Canada’s oil sands producers have struggled for years with a shortage of export pipelines as projects to build new ones face increasing scrutiny from courts and regulators. U.S. President Joe Biden, on his first day in office, rescinded a permit for TC Energy Corp.’s Keystone XL project that would have helped increase shipments of Canadian crude to the U.S. Gulf Coast.
“Enbridge has filed for toll surcharges on the Line 3 replacement with the Canada Energy Regulator and Federal Energy Regulatory Commission, which could be effective as early as Sept. 15,” a spokesperson said in an emailed statement. “There will be a further filing to specify the specific in-service date shortly before the line goes into service once all necessary construction and commissioning activities are complete.”

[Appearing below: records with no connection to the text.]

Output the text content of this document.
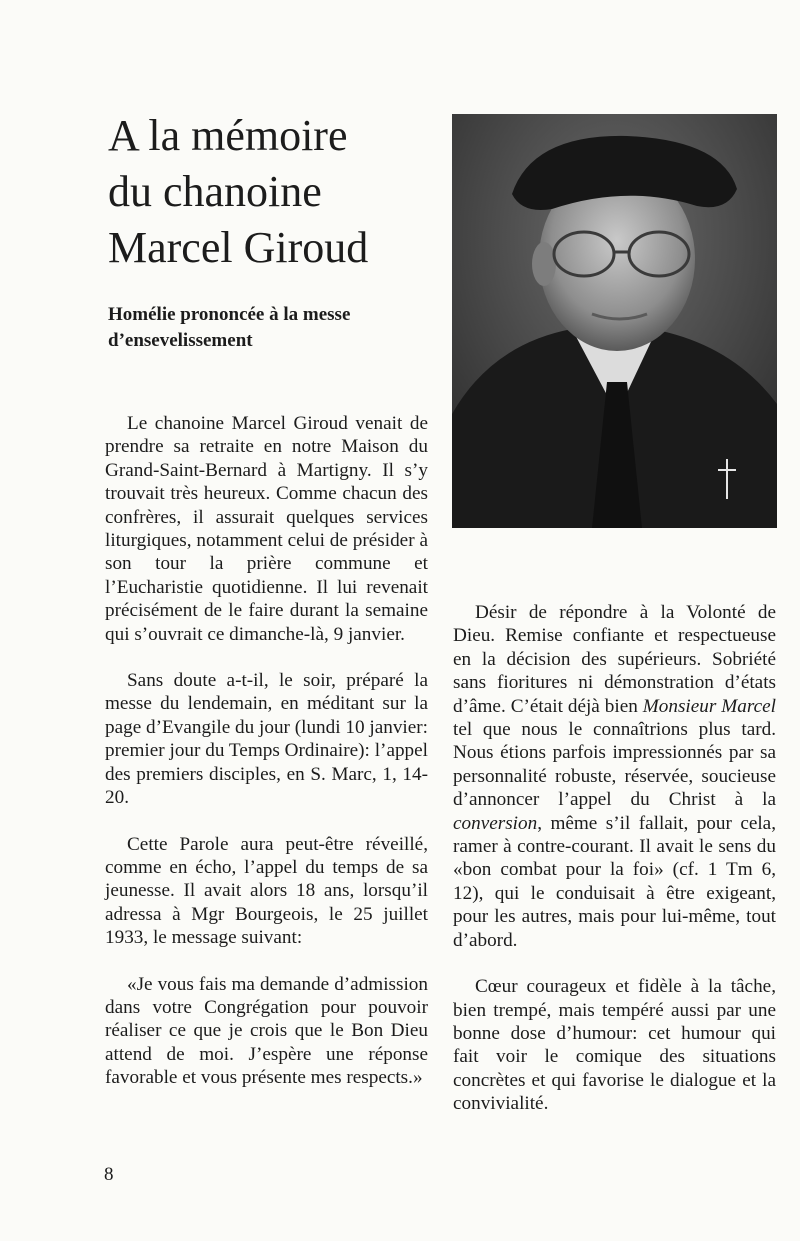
A la mémoire
du chanoine
Marcel Giroud

Homélie prononcée à la messe d’ensevelissement

Le chanoine Marcel Giroud venait de prendre sa retraite en notre Maison du Grand-Saint-Bernard à Martigny. Il s’y trouvait très heureux. Comme chacun des confrères, il assurait quelques services liturgiques, notamment celui de présider à son tour la prière commune et l’Eucharistie quotidienne. Il lui revenait précisément de le faire durant la semaine qui s’ouvrait ce dimanche-là, 9 janvier.

Sans doute a-t-il, le soir, préparé la messe du lendemain, en méditant sur la page d’Evangile du jour (lundi 10 janvier: premier jour du Temps Ordinaire): l’appel des premiers disciples, en S. Marc, 1, 14-20.

Cette Parole aura peut-être réveillé, comme en écho, l’appel du temps de sa jeunesse. Il avait alors 18 ans, lorsqu’il adressa à Mgr Bourgeois, le 25 juillet 1933, le message suivant:

«Je vous fais ma demande d’admission dans votre Congrégation pour pouvoir réaliser ce que je crois que le Bon Dieu attend de moi. J’espère une réponse favorable et vous présente mes respects.»

Désir de répondre à la Volonté de Dieu. Remise confiante et respectueuse en la décision des supérieurs. Sobriété sans fioritures ni démonstration d’états d’âme. C’était déjà bien Monsieur Marcel tel que nous le connaîtrions plus tard. Nous étions parfois impressionnés par sa personnalité robuste, réservée, soucieuse d’annoncer l’appel du Christ à la conversion, même s’il fallait, pour cela, ramer à contre-courant. Il avait le sens du «bon combat pour la foi» (cf. 1 Tm 6, 12), qui le conduisait à être exigeant, pour les autres, mais pour lui-même, tout d’abord.

Cœur courageux et fidèle à la tâche, bien trempé, mais tempéré aussi par une bonne dose d’humour: cet humour qui fait voir le comique des situations concrètes et qui favorise le dialogue et la convivialité.

8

Heavy Western Canadian Select crude for September delivery was unchanged at a $13 a barrel discount to benchmark West Texas Intermediate at 2:48 p.m. Calgary time, after the spread earlier shrank to as narrow as $12.60 a barrel, NE2 Group data show.
The pipeline would be the first new cross-border export project built between Canada and the U.S. in years. The line is scheduled to enter service with oil sands production exceeding the capacity of existing lines out of Western Canada, forcing some companies to ship crude by rail.
The Line 3 project has been fiercely opposed by some environmental and indigenous groups, who have staged protests this summer along the construction route. Enbridge spent years in court fights and regulatory battles to get the line built. The Trans Mountain expansion, another export pipeline under construction is British Columbia, is scheduled to enter service as early as 2022.